Written By: Kareena C.
Edited by: R.A.C.
A while back someone suggested that I watch a documentary on Netflix called Little White Lie, directed by Lacey Schwartz and James Adolphus. It sounded pretty interesting so I took the time one afternoon to watch it. The documentary, is about filmmaker Lacey Schwartz unraveling her family’s secret and discovering her heritage in the process. In the film, Lacey describes how it was growing up in a white household but always feeling different and out of place with her darker skin and thicker hair. She highlights the trials and tribulations she faced growing up, confronts the truth about who she really is, and how she finally came to accept herself.
In the past, my thought process was that people who were biracial had a much easier time being accepted into society. However, once I started speaking with more people who identify as biracial, my thought process has changed.
Complex emotions and issues, such as feeling out of place in your surroundings, can be a constant battle when you’re biracial. Sometimes this can create an identity crisis, or that feeling of never really fitting in with any one group. For example, one may experience conjecture from the black community when you’re not “all” black because the perception is, there is an “invisible backpack of privileges” attached to your appearance. Another issue could be that your blackness goes unacknowledged in the white community because it may cause uneasiness if the topic was brought up about your black background. When you feel like you don’t belong to one group of people, you struggle to find out where you do belong, as manifested in the documentary. Nonetheless, no one should ever be considered “half” of a person when they’re whole.
We all want to be accepted and acknowledged. We seek acceptance from our parents, teachers, our peers and the people with whom we are intimate. Though, the person we want acceptance from the most is ourself.
Self-acceptance is very gratifying, yet we don’t often realize this fact until much later in life. This is usually after we’ve struggled with trying to get everyone else to accept us. Being able to identify your most authentic self, can be very valuable and easily achieved with a little introspection and a bit of self-discovery. This journey can be an interesting and beautiful one. I urge everyone to try it!
When I asked beautiful Chloe and her best friend, Josie to be interviewed and photographed for my pictorial documentary, I didn’t expect some of the answers from Chloe that follow below. Since it was the day before they both went off to college, it seemed fitting that the theme of our photoshoot be about just that. Life University set the backdrop for this event. Ultimately, college is where our young women and men are encouraged to become more self-aware. That’s where Lacey learned to love and accept herself for who she is.
Self-awareness and thinking differently is what will shape our future for a better tomorrow.
How old are you and what is your biggest goal? I’m 19 years old, a student at GSU, and my biggest goal would probably be to become bilingual, and to be able to completely support myself on my own and be comfortable with who I am and why I am that way.
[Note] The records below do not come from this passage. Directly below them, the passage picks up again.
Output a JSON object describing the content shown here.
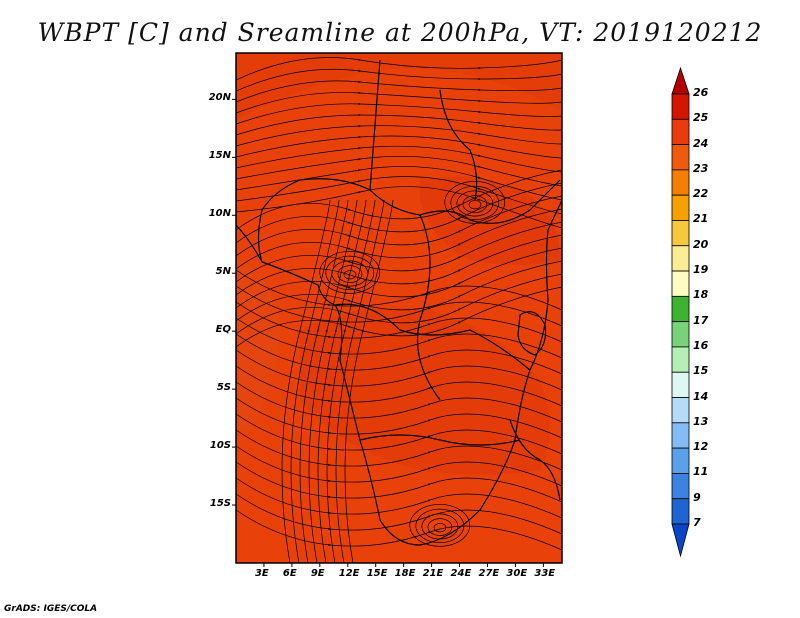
{
  "title": "WBPT [C] and Sreamline at 200hPa, VT: 2019120212",
  "credit": "GrADS: IGES/COLA",
  "map": {
    "lat_labels": [
      "20N",
      "15N",
      "10N",
      "5N",
      "EQ",
      "5S",
      "10S",
      "15S"
    ],
    "lon_labels": [
      "3E",
      "6E",
      "9E",
      "12E",
      "15E",
      "18E",
      "21E",
      "24E",
      "27E",
      "30E",
      "33E"
    ],
    "lat_range": [
      -20,
      24
    ],
    "lon_range": [
      0,
      35
    ],
    "field_color": "#e8420a",
    "dominant_field_level": "23-24",
    "streamline_color": "#000000"
  },
  "colorbar": {
    "labels": [
      "26",
      "25",
      "24",
      "23",
      "22",
      "21",
      "20",
      "19",
      "18",
      "17",
      "16",
      "15",
      "14",
      "13",
      "12",
      "11",
      "9",
      "7"
    ],
    "colors": [
      "#b40000",
      "#d21600",
      "#e83c0c",
      "#f05a0c",
      "#f57f00",
      "#f5a200",
      "#f8c83c",
      "#fcec94",
      "#fffcc0",
      "#3cb432",
      "#78d278",
      "#b4f0b4",
      "#dcf8f0",
      "#b4dcfa",
      "#82bef5",
      "#5aa0eb",
      "#3c82e1",
      "#1e64d2",
      "#0a46c8"
    ]
  }
}
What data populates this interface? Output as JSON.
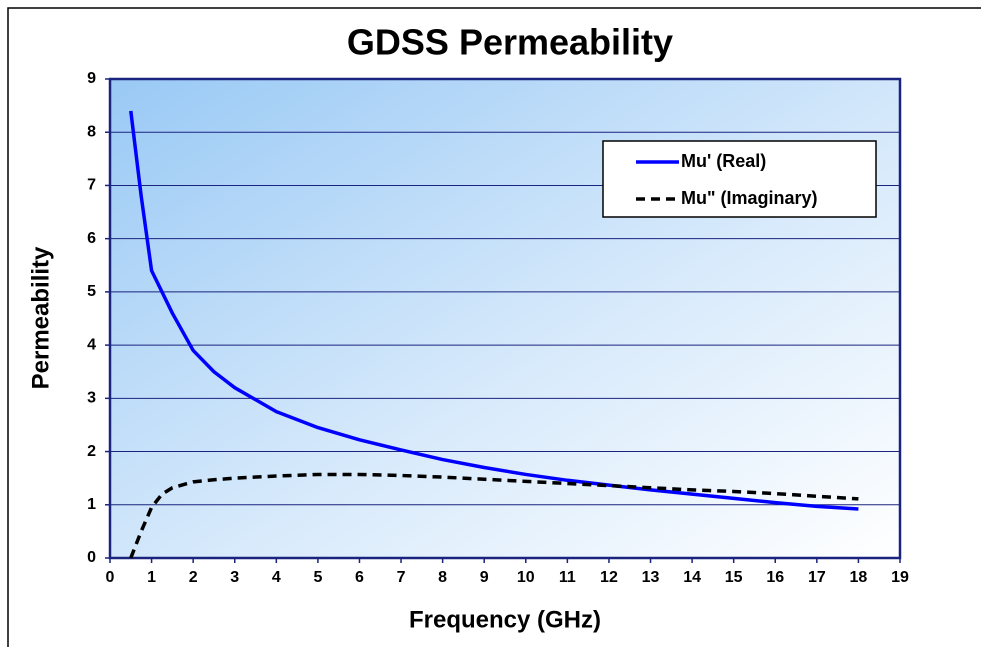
{
  "chart_data": {
    "type": "line",
    "title": "GDSS Permeability",
    "x_label": "Frequency (GHz)",
    "y_label": "Permeability",
    "x": [
      0.5,
      0.75,
      1,
      1.25,
      1.5,
      2,
      2.5,
      3,
      4,
      5,
      6,
      7,
      8,
      9,
      10,
      11,
      12,
      13,
      14,
      15,
      16,
      17,
      18
    ],
    "series": [
      {
        "name": "Mu' (Real)",
        "color": "#0000ff",
        "line_style": "solid",
        "values": [
          8.4,
          6.8,
          5.4,
          5.0,
          4.6,
          3.9,
          3.5,
          3.2,
          2.75,
          2.45,
          2.22,
          2.03,
          1.85,
          1.7,
          1.57,
          1.46,
          1.37,
          1.28,
          1.2,
          1.12,
          1.04,
          0.97,
          0.92
        ]
      },
      {
        "name": "Mu\" (Imaginary)",
        "color": "#000000",
        "line_style": "dashed",
        "values": [
          0,
          0.5,
          0.95,
          1.2,
          1.32,
          1.43,
          1.47,
          1.5,
          1.54,
          1.57,
          1.57,
          1.55,
          1.52,
          1.48,
          1.44,
          1.4,
          1.36,
          1.32,
          1.28,
          1.25,
          1.21,
          1.16,
          1.11
        ]
      }
    ],
    "xlim": [
      0,
      19
    ],
    "xticks": [
      0,
      1,
      2,
      3,
      4,
      5,
      6,
      7,
      8,
      9,
      10,
      11,
      12,
      13,
      14,
      15,
      16,
      17,
      18,
      19
    ],
    "ylim": [
      0,
      9
    ],
    "yticks": [
      0,
      1,
      2,
      3,
      4,
      5,
      6,
      7,
      8,
      9
    ],
    "grid": true,
    "legend": "upper right"
  }
}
What has your natural hair journey been like? My hair journey has been a long one – my hair has been natural since I was born, so my mom tried every product under the sun to see what would work with my hair. I didn’t really find good products and a process that worked well for my hair until I started doing it myself, when I was about 12 years old.
I had a bit of a love/hate relationship with my hair, but as I grow I love it more and more.
When I was little I kept it in a ponytail and didn’t think my hair was pretty. I was like that for a while, which was hard sometimes.
I didn’t think my hair was pretty because I didn’t really grow up with other girls who had hair like me. I was raised in an all white family, and most of my friends were white too. The black friends I did have mostly kept their hair relaxed or in protective styles – no one just wore it out like me.
Growing up the way I did, I always felt out of place because my blackness and my hair were either acknowledged in a way that didn’t make me feel good, or they weren’t acknowledged at all and were ignored.
None of the people I looked up to, like my favorite singers or actors, looked like me or had hair that was similar to mine. So, I didn’t really have anyone that made me feel like my hair was pretty and that I wasn’t alone.
But, I remember the day I first felt sexy and beautiful with my curls; I was on the beach, playing in the ocean with some friends, and my hair was down and my skin was glowing – for some reason I just felt so great!
I love my hair now, even though it’s pretty temperamental…sometimes I still go for my quick and easy ponytail if my hair isn’t cooperating.
What’s your go to style? My go-to style is a twist out – they work really well with my hair type and I love the curl pattern they give me!
What’s your least favorite compliment or things you wish people would stop saying? I wish people would never say “How did you get your hair like that?”, “You have Good Hair” or “Is that your real hair?” because it implies that I can’t just have hair that is different than the hair that whoever is asking has. Thinking that my hair is pin straight and “normal” until I “do something to it” is uncomfortable and makes me feel like my hair is something weird and unusual…or one of my least favorite words, “exotic” (yuck!)
If You were a natural hair super hero what would your name be? Twisted Honey – watch out for my twist out!